People say the history of the colonization of North America began when the Pilgrims first arrived in Jamestown. Others cope, contending that the first colony was somehow Roanoke. What makes you think that?
Maybe you could argue that North America was considered colonized when the Vikings traveled the land, or when the indigenous tribes first migrated during a time when the great oceans of the world had frozen over. Regardless of what you subscribe to, there exists one constant. No matter how many meteors or world-reshaping events have occurred, none have persisted longer than the Tapioca Express at the corner of a dusty square in Fremont, California.
To put the longevity into perspective, this hunk of asbestos, among several other health violations, blows cockroaches out of the water. COCKROACHES. You think surviving past the time of dinosaurs was impressive?
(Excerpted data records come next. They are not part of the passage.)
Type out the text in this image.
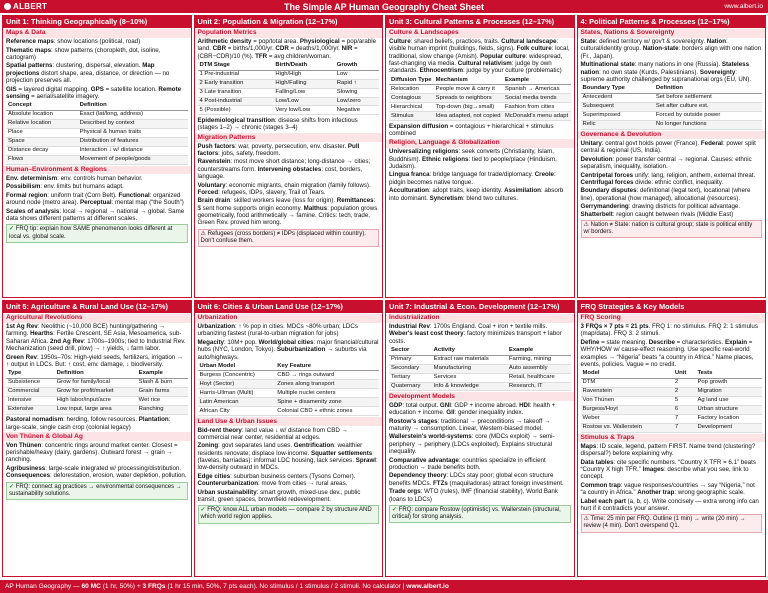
ALBERT	The Simple AP Human Geography Cheat Sheet	www.albert.io
Unit 1: Thinking Geographically (8–10%)
Maps & Data
Reference maps: show locations (political, road)
Thematic maps: show patterns (choropleth, dot, isoline, cartogram)
Spatial patterns: clustering, dispersal, elevation. Map projections distort shape, area, distance, or direction — no projection preserves all.
GIS = layered digital mapping. GPS = satellite location. Remote sensing = aerial/satellite imagery.
Concept	Definition
Absolute location	Exact (lat/long, address)
Relative location	Described by context
Place	Physical & human traits
Space	Distribution of features
Distance decay	Interaction ↓ w/ distance
Flows	Movement of people/goods
Human–Environment & Regions
Env. determinism: env. controls human behavior.
Possibilism: env. limits but humans adapt.
Formal region: uniform trait (Corn Belt). Functional: organized around node (metro area). Perceptual: mental map (“the South”)
Scales of analysis: local → regional → national → global. Same data shows different patterns at different scales.
✓ FRQ tip: explain how SAME phenomenon looks different at local vs. global scale.
Unit 2: Population & Migration (12–17%)
Population Metrics
Arithmetic density = pop/total area. Physiological = pop/arable land. CBR = births/1,000/yr. CDR = deaths/1,000/yr. NIR = (CBR−CDR)/10 (%). TFR = avg children/woman.
DTM Stage	Birth/Death	Growth
1 Pre-industrial	High/High	Low
2 Early transition	High/Falling	Rapid ↑
3 Late transition	Falling/Low	Slowing
4 Post-industrial	Low/Low	Low/zero
5 (Possible)	Very low/Low	Negative
Epidemiological transition: disease shifts from infectious (stages 1–2) → chronic (stages 3–4)
Migration Patterns
Push factors: war, poverty, persecution, env. disaster. Pull factors: jobs, safety, freedom.
Ravenstein: most move short distance; long-distance → cities; counterstreams form. Intervening obstacles: cost, borders, language.
Voluntary: economic migrants, chain migration (family follows). Forced: refugees, IDPs, slavery, Trail of Tears.
Brain drain: skilled workers leave (loss for origin). Remittances: $ sent home supports origin economy. Malthus: population grows geometrically, food arithmetically → famine. Critics: tech, trade, Green Rev. proved him wrong.
⚠ Refugees (cross borders) ≠ IDPs (displaced within country). Don't confuse them.
Unit 3: Cultural Patterns & Processes (12–17%)
Culture & Landscapes
Culture: shared beliefs, practices, traits. Cultural landscape: visible human imprint (buildings, fields, signs). Folk culture: local, traditional, slow change (Amish). Popular culture: widespread, fast-changing via media. Cultural relativism: judge by own standards. Ethnocentrism: judge by your culture (problematic)
Diffusion Type	Mechanism	Example
Relocation	People move & carry it	Spanish → Americas
Contagious	Spreads to neighbors	Social media trends
Hierarchical	Top-down (big→small)	Fashion from cities
Stimulus	Idea adapted, not copied	McDonald's menu adapt
Expansion diffusion = contagious + hierarchical + stimulus combined
Religion, Language & Globalization
Universalizing religions: seek converts (Christianity, Islam, Buddhism). Ethnic religions: tied to people/place (Hinduism, Judaism).
Lingua franca: bridge language for trade/diplomacy. Creole: pidgin becomes native tongue.
Acculturation: adopt traits, keep identity. Assimilation: absorb into dominant. Syncretism: blend two cultures.
4: Political Patterns & Processes (12–17%)
States, Nations & Sovereignty
State: defined territory w/ gov't & sovereignty. Nation: cultural/identity group. Nation-state: borders align with one nation (Fr., Japan).
Multinational state: many nations in one (Russia). Stateless nation: no own state (Kurds, Palestinians). Sovereignty: supreme authority challenged by supranational orgs (EU, UN).
Boundary Type	Definition
Antecedent	Set before settlement
Subsequent	Set after culture est.
Superimposed	Forced by outside power
Relic	No longer functions
Governance & Devolution
Unitary: central govt holds power (France). Federal: power split central & regional (US, India).
Devolution: power transfer central → regional. Causes: ethnic separatism, inequality, isolation.
Centripetal forces unify: lang, religion, anthem, external threat. Centrifugal forces divide: ethnic conflict, inequality.
Boundary disputes: definitional (legal text), locational (where line), operational (how managed), allocational (resources).
Gerrymandering: drawing districts for political advantage. Shatterbelt: region caught between rivals (Middle East)
⚠ Nation ≠ State: nation is cultural group; state is political entity w/ borders.
Unit 5: Agriculture & Rural Land Use (12–17%)
Agricultural Revolutions
1st Ag Rev: Neolithic (~10,000 BCE) hunting/gathering → farming. Hearths: Fertile Crescent, SE Asia, Mesoamerica, sub-Saharan Africa. 2nd Ag Rev: 1700s–1900s; tied to Industrial Rev. Mechanization (seed drill, plow) → ↑ yields, ↓ farm labor.
Green Rev: 1950s–70s: High-yield seeds, fertilizers, irrigation → ↑ output in LDCs. But: ↑ cost, env. damage, ↓ biodiversity.
Type	Definition	Example
Subsistence	Grow for family/local	Slash & burn
Commercial	Grow for profit/market	Grain farms
Intensive	High labor/input/acre	Wet rice
Extensive	Low input, large area	Ranching
Pastoral nomadism: herding, follow resources. Plantation: large-scale, single cash crop (colonial legacy)
Von Thünen & Global Ag
Von Thünen: concentric rings around market center. Closest = perishable/heavy (dairy, gardens). Outward forest → grain → ranching.
Agribusiness: large-scale integrated w/ processing/distribution. Consequences: deforestation, erosion, water depletion, pollution.
✓ FRQ: connect ag practices → environmental consequences → sustainability solutions.
Unit 6: Cities & Urban Land Use (12–17%)
Urbanization
Urbanization: ↑ % pop in cities. MDCs ~80% urban; LDCs urbanizing fastest (rural-to-urban migration for jobs)
Megacity: 10M+ pop. World/global cities: major financial/cultural hubs (NYC, London, Tokyo). Suburbanization → suburbs via auto/highways.
Urban Model	Key Feature
Burgess (Concentric)	CBD → rings outward
Hoyt (Sector)	Zones along transport
Harris-Ullman (Multi)	Multiple nuclei centers
Latin American	Spine + disamenity zone
African City	Colonial CBD + ethnic zones
Land Use & Urban Issues
Bid-rent theory: land value ↓ w/ distance from CBD → commercial near center, residential at edges.
Zoning: govt separates land uses. Gentrification: wealthier residents renovate; displace low-income. Squatter settlements (favelas, barriadas): informal LDC housing, lack services. Sprawl: low-density outward in MDCs.
Edge cities: suburban business centers (Tysons Corner). Counterurbanization: move from cities → rural areas.
Urban sustainability: smart growth, mixed-use dev., public transit, green spaces, brownfield redevelopment.
✓ FRQ: know ALL urban models — compare 2 by structure AND which world region applies.
Unit 7: Industrial & Econ. Development (12–17%)
Industrialization
Industrial Rev: 1700s England. Coal + iron + textile mills. Weber's least cost theory: factory minimizes transport + labor costs.
Sector	Activity	Example
Primary	Extract raw materials	Farming, mining
Secondary	Manufacturing	Auto assembly
Tertiary	Services	Retail, healthcare
Quaternary	Info & knowledge	Research, IT
Development Models
GDP: total output. GNI: GDP + income abroad. HDI: health + education + income. GII: gender inequality index.
Rostow's stages: traditional → preconditions → takeoff → maturity → consumption. Linear, Western-biased model.
Wallerstein's world-systems: core (MDCs exploit) → semi-periphery → periphery (LDCs exploited). Explains structural inequality.
Comparative advantage: countries specialize in efficient production → trade benefits both.
Dependency theory: LDCs stay poor; global econ structure benefits MDCs. FTZs (maquiladoras) attract foreign investment.
Trade orgs: WTO (rules), IMF (financial stability), World Bank (loans to LDCs)
✓ FRQ: compare Rostow (optimistic) vs. Wallerstein (structural, critical) for strong analysis.
FRQ Strategies & Key Models
FRQ Scoring
3 FRQs × 7 pts = 21 pts. FRQ 1: no stimulus. FRQ 2: 1 stimulus (map/data). FRQ 3: 2 stimuli.
Define = state meaning. Describe = characteristics. Explain = WHY/HOW w/ cause-effect reasoning. Use specific real-world examples → “Nigeria” beats “a country in Africa.” Name places, events, policies. Vague = no credit.
Model	Unit	Tests
DTM	2	Pop growth
Ravenstein	2	Migration
Von Thünen	5	Ag land use
Burgess/Hoyt	6	Urban structure
Weber	7	Factory location
Rostow vs. Wallerstein	7	Development
Stimulus & Traps
Maps: ID scale, legend, pattern FIRST. Name trend (clustering? dispersal?) before explaining why.
Data tables: cite specific numbers. “Country X TFR = 6.1” beats “Country X high TFR.” Images: describe what you see, link to concept.
Common trap: vague responses/countries → say “Nigeria,” not “a country in Africa.” Another trap: wrong geographic scale.
Label each part (a, b, c). Write concisely — extra wrong info can hurt if it contradicts your answer.
⚠ Time: 25 min per FRQ. Outline (1 min) → write (20 min) → review (4 min). Don't overspend Q1.
AP Human Geography — 60 MC (1 hr, 50%) + 3 FRQs (1 hr 15 min, 50%, 7 pts each). No stimulus / 1 stimulus / 2 stimuli. No calculator | www.albert.io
But this week marks the first time Tapioca Express ever got recognition, with the only other time the phrase ‘Tapioca Express’ was featured anywhere in recorded and documented human history being the written account of Mansa Musa’s pilgrimage to Mecca, where he stopped at the establishment during his return trip and subsequently lost all his riches (History books and teachers alike will tell you it was his lavish spending at fault here, but they never mentioned where!)
The simple minor adjustments like the incorporation of industrial motor oil and shift to using only the finest farm-raised exam papers became big hits in their modified popcorn chicken recipe.
“KFC Guy” Colonel Sanders was found recently clutching his sparse head of hair in the midst of disheveled heaps of paper, trying to decode the Tapioca Express Recipes.
“I just can’t seem to get a damn read on these,” remarked Sanders. “I thought I was using a sufficient amount of drywall and crushed hopes and dreams in the breading, but it seems I need to further lower the concentration of impurities, such as the chicken.”
The Voice found him later in a body bag.
As for the question of who graced Tapioca Express with the accolade, it was none other than the fabled tire company of wizards and witches, that comes to restaurants and hotels once every thousand years carrying the prophecy of the hero that will strike down the demon king Michelin Star award.
The Voice has obtained audio recordings of the scene, captured by the restaurant’s spycam, featuring the groggy receptionist worker with a five o’ clock shadow who claims that he could stay for a little bit longer, and the representatives that descended from the heavens above. Here now is the exchange at 3:45 A.M. this Tuesday:
“[Muffled Screaming]”
“[Muffled Screaming]”
“[Muffins Screening]”
“[Indistinct]”
“[Municipal Screeching]”
“[Indonesia]”
Regardless of what happened there, Tapioca Express found themselves the next day with a Michelin Star. Looking forward, this is definitely a significant point on which Tapioca Express can advertise.
The accolade attracted an influx of customers the following day, who appear to enjoy the delicacies offered by the establishment. ”It’sh just sho good…” said an Irvington student on site. This was the only remark The Voice could secure from the visit to Tapioca Express, as other customers on scene were busy staring at the ceiling, presumably in a romcom-induced state of cutaways to ocean water and sliding PNGs intending to capture the emotions felt when eating the food.
From this point, however, word of mouth from Irvington students and locals have also drawn significant national attention to the establishment. The Voice has not been able to reach out for a word from the restaurant on this, as lines have stretched so long around the block that a new nation has been established there, henceforth referred to as Downtown Fremont. The economy of this young nation is booming, as since that fateful Tuesday this week, they have written their own constitution, developed an industrial niche and a formidable navy.
The quality and reactions to the food have sparked an international internet sensation, where people deliberately consume pathogenic substances and contract severe illness in trying to capture the Tapioca Express experience, where travel costs to Downtown Fremont are too expensive for the standard person with two jobs, four horses and 160 acres of land.